A decade later he wrote a seminal paper called The Powerful Placebo which found that one third of people recovered directly because of their belief in a drug or treatment rather than the treatment itself. This paper has now been shown to have fundamental methodological errors, but nevertheless it carried great influence at the time and established the template for the process by which all new drugs are tested for the pharmaceutical industry today. It cemented Beecher as the founding father of the double blind, placebo-controlled method that is used as the gold standard for research today.  

When you put Beecher’s work on placebo together with his work on pain in men wounded in battle, you start to see how the distorted story of surgery being performed under placebo anesthetic may have come about. The continued perpetration of the myth is an example of one of the major issues I am coming up against in my endeavors to investigate evidence based mind body medicine. There are a lot of so-called experts out there using half-truths, pseudo science and distorted anecdotes to make bold claims and justify dodgy treatments. There are also some credible scientists performing remarkable studies that carry significant implications for human health. It can be very difficult to navigate who’s who in the mind body zoo.  

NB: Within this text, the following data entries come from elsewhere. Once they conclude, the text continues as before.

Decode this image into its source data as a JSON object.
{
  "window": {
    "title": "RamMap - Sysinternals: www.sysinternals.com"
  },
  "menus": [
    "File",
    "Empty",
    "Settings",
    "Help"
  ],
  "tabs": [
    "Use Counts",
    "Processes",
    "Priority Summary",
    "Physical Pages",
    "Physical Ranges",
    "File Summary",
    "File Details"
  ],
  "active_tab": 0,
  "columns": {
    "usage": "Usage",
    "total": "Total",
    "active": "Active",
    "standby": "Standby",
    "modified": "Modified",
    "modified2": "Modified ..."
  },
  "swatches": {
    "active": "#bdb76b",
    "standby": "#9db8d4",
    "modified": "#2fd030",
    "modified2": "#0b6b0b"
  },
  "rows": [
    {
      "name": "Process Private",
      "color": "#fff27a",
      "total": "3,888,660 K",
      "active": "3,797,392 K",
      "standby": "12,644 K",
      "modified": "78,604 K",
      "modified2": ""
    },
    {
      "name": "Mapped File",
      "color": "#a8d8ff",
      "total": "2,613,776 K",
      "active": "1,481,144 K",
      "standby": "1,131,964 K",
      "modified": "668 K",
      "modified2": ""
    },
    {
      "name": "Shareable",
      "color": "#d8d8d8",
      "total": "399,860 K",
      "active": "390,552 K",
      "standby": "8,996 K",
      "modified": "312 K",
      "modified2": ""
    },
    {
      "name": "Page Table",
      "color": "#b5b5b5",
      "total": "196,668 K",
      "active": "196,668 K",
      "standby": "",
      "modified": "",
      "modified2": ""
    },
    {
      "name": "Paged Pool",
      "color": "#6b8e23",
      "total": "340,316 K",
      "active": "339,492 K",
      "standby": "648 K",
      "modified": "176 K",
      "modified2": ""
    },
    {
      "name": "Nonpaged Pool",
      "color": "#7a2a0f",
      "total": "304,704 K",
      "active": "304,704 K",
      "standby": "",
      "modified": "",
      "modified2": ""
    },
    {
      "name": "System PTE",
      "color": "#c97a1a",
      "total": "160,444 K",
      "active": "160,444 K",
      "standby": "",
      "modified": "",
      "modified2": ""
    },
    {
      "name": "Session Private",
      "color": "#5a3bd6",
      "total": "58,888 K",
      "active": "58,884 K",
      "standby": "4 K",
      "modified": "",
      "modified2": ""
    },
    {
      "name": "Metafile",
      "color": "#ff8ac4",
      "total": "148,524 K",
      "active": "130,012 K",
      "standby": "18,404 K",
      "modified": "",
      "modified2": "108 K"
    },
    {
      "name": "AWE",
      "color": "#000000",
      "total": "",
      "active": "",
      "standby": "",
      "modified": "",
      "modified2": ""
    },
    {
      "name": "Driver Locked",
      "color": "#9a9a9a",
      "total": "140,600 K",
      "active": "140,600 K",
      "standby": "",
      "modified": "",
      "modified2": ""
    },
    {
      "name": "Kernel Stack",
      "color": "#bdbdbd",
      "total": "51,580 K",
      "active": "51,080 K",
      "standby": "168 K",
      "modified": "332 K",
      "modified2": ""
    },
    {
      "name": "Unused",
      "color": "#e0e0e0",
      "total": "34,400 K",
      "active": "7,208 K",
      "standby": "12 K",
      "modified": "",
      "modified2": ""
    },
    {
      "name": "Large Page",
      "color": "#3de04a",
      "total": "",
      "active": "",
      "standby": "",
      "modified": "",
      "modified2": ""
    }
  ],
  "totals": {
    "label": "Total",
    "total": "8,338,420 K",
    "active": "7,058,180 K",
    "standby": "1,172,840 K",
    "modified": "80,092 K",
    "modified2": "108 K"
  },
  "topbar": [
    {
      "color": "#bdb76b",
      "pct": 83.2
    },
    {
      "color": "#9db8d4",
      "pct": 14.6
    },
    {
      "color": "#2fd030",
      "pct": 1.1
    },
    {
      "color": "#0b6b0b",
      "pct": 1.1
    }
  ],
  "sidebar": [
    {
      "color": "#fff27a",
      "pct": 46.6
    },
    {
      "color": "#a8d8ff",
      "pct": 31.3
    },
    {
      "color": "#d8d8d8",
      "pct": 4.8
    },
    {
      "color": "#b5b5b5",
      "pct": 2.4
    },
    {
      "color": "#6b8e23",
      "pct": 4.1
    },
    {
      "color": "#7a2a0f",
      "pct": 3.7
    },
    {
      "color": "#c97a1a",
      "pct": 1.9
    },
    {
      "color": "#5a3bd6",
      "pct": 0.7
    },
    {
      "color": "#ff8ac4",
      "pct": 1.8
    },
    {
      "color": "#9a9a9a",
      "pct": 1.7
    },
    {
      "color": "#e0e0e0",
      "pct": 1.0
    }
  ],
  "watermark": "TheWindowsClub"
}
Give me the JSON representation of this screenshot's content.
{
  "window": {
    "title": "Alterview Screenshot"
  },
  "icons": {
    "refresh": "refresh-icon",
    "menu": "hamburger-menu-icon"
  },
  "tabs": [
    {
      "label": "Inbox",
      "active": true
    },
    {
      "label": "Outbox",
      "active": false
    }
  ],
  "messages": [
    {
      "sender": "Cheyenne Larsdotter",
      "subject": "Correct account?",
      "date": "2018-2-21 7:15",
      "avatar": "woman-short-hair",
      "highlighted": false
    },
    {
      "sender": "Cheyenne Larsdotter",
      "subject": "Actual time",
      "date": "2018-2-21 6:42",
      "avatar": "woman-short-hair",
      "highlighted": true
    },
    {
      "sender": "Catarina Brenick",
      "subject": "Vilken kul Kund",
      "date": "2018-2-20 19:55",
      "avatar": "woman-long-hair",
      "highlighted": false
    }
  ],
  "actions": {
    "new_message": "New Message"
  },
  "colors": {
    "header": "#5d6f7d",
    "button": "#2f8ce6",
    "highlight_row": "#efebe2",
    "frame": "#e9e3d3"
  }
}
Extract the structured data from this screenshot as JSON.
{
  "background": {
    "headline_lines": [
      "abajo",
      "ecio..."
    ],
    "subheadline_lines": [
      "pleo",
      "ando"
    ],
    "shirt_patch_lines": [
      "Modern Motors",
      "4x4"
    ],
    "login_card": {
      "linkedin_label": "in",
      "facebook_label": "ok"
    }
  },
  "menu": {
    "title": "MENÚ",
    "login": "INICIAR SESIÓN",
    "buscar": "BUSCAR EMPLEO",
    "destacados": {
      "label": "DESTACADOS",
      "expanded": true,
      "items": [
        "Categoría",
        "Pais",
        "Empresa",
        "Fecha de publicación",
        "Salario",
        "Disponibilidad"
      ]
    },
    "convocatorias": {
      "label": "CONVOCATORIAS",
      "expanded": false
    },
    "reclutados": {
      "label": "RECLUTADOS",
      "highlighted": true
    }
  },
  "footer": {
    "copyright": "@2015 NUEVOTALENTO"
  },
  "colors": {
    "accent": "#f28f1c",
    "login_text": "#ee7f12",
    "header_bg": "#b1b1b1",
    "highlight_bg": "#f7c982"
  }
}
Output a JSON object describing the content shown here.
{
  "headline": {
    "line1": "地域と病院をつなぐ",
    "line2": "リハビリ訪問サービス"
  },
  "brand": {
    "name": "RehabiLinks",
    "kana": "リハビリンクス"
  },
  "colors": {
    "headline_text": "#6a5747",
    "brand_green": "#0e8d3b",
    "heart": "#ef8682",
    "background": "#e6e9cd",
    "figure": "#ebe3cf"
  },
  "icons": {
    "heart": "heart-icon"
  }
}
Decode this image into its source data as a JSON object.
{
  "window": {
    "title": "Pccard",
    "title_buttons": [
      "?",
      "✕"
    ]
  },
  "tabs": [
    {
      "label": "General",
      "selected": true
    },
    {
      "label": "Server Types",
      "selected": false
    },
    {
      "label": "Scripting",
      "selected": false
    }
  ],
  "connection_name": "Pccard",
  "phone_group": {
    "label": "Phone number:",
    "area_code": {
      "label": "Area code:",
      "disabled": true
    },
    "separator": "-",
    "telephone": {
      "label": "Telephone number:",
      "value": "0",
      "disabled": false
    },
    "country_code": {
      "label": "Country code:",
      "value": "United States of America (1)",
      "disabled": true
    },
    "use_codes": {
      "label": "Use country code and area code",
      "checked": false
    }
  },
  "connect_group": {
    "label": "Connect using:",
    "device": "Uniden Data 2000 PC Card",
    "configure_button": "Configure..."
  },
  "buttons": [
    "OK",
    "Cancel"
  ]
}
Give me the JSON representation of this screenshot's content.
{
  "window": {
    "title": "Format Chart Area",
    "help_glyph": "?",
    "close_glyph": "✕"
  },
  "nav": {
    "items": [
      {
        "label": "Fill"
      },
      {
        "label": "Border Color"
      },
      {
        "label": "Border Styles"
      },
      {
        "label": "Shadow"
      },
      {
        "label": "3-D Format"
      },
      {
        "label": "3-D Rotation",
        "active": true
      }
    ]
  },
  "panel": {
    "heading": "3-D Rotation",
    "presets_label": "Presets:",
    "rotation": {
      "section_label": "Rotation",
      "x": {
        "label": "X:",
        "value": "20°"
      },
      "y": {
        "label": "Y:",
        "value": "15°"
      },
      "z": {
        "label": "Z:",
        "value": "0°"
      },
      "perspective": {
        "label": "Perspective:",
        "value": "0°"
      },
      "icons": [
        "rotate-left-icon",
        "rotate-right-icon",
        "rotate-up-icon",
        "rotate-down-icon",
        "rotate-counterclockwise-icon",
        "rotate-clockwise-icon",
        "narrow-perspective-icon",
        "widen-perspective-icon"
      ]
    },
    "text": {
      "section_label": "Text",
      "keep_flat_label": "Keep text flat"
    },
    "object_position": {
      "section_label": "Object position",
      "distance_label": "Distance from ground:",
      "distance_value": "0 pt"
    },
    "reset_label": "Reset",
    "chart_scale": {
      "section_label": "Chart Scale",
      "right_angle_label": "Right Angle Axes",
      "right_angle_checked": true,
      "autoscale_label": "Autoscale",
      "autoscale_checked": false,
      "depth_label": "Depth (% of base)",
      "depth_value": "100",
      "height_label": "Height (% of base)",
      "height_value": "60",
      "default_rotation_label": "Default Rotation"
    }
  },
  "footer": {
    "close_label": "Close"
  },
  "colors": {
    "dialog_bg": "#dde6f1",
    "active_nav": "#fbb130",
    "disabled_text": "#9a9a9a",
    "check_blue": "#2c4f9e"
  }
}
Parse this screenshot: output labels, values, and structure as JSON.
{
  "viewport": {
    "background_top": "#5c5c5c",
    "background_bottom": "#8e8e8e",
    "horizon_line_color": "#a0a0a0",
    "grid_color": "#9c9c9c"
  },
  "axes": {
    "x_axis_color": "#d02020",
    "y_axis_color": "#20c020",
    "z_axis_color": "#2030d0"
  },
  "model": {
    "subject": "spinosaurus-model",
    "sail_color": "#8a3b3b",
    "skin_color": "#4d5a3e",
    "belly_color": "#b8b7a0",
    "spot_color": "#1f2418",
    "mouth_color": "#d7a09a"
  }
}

As someone who has wasted thousands of dollars on my health after being diagnosed with an autoimmune disease, these days it takes a lot to win my trust when I’m considering new information. I never make health decisions based on brief news reports where the story has been condensed. I loathe general sentences such as ‘research says’ or ‘scientists believe’ that don’t come with references or qualification. I rarely trust second hand interpretations of research findings unless they are being offered by a highly credible expert who weighs up all the available information. When I’m looking at someone’s bio, having the title ‘Dr.’ in front of their name doesn’t automatically mean they aren’t a quack. When I was researching my film The Connection, I acted on the advice of Harvard academic Anne Harrington, who wrote the book The Cure Within: A History of Mind Body Medicine, who recommended that if a person didn’t willingly discuss what their research/program/treatment doesn’t do then it might be wise to steer clear.  

Given that the Henry Beecher anecdote is so widely used, I had thought it would take me about half an hour to verify. In the end, it took three days. While I’m thoroughly enjoying writing this book, there are times when I curse my ethics and wish I didn’t prioritize credibility so highly. Things would be a lot faster to write up if they didn’t need to be traced to the source. That said I know that the integrity of the research will mean that the book will ultimately end up being a resource that people can trust so I will continue along the path I’m on. Given that I’m already a month behind on my writing schedule, I’m hoping there won’t be too many more Henry Beecher’s along the way.